January’s copper price rally came to a screeching halt on Friday after a key gauge showed Chinese factory output shrinking at the fastest pace in almost three years.
Copper for delivery in March slumped 3% compared to Thursday’s close to a low of $2.7535 per pound ($6,070 a tonne) on the Comex market in New York.
A January survey of Chinese private sector factory purchasing managers fell to 48.3 from 49.7 in December, the lowest reading since February 2016 and well below forecasts. A reading below 50 signals contractionary conditions.
The subindex for new orders was the weakest since September 2015, but the outlook for the rest of the year improved slightly, with factory bosses most optimistic since May last year.

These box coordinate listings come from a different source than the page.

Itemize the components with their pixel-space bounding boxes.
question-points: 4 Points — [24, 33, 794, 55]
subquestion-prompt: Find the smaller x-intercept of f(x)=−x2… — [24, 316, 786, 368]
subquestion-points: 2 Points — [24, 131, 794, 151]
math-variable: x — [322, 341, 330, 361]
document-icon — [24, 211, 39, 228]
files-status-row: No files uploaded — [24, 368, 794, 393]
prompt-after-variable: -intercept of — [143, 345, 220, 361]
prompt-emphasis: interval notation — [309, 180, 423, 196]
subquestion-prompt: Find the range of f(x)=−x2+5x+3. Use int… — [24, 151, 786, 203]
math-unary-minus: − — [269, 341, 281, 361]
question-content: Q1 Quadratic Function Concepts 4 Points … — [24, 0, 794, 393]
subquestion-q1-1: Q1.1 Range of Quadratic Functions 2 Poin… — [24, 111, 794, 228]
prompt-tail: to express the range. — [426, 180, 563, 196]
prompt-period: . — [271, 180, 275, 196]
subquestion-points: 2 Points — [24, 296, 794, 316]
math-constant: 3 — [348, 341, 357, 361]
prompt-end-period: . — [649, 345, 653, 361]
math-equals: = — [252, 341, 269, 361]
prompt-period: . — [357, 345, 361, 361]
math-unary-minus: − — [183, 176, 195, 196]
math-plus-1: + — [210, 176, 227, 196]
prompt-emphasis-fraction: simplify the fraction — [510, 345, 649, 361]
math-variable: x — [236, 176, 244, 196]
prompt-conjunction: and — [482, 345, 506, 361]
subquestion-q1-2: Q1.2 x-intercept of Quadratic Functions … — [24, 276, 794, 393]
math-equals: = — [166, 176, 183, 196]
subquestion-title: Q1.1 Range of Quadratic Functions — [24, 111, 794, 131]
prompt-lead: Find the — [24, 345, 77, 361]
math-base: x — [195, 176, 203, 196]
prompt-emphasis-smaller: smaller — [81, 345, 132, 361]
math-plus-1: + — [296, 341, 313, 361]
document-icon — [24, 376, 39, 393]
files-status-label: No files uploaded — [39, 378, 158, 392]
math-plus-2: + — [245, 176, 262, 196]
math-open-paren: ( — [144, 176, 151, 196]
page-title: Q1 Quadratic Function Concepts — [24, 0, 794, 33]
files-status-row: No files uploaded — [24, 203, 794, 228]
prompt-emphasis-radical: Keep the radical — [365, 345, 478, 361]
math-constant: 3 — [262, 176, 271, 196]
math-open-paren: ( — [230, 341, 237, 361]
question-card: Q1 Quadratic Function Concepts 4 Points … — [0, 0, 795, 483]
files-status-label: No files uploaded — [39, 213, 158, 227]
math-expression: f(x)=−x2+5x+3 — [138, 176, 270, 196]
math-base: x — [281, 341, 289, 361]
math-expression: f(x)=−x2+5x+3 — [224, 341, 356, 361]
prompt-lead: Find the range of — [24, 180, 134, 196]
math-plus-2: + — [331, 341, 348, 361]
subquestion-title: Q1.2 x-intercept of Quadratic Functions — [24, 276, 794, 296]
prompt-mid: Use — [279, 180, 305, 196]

The Caixin index focuses on small and medium-sized private sector companies while Beijing’s official manufacturing PMI is skewed towards large state owned firms. That reading actually increased last month although it also remains stuck just below 50.
Given its widespread use in construction, transportation and power grid infrastructure, copper is considered a good barometer for economic activity and with China consuming nearly half the world’s copper, the price of the red metal is closely correlated with domestic factory conditions.
At the start of 2019, copper fell to a near two-year low of $2.54 a pound over worries about slowing growth in China and fears of the impact of the trade dispute between China and the US.
Most analysts remain bullish on the longer term prospects for copper. Capital Economics, a London-based researcher, says that is partly due to slowing mine supply growth.
Capital Economics believes the metal will average $6,500 per tonne in the first quarter of 2020, after a gradual rise this year.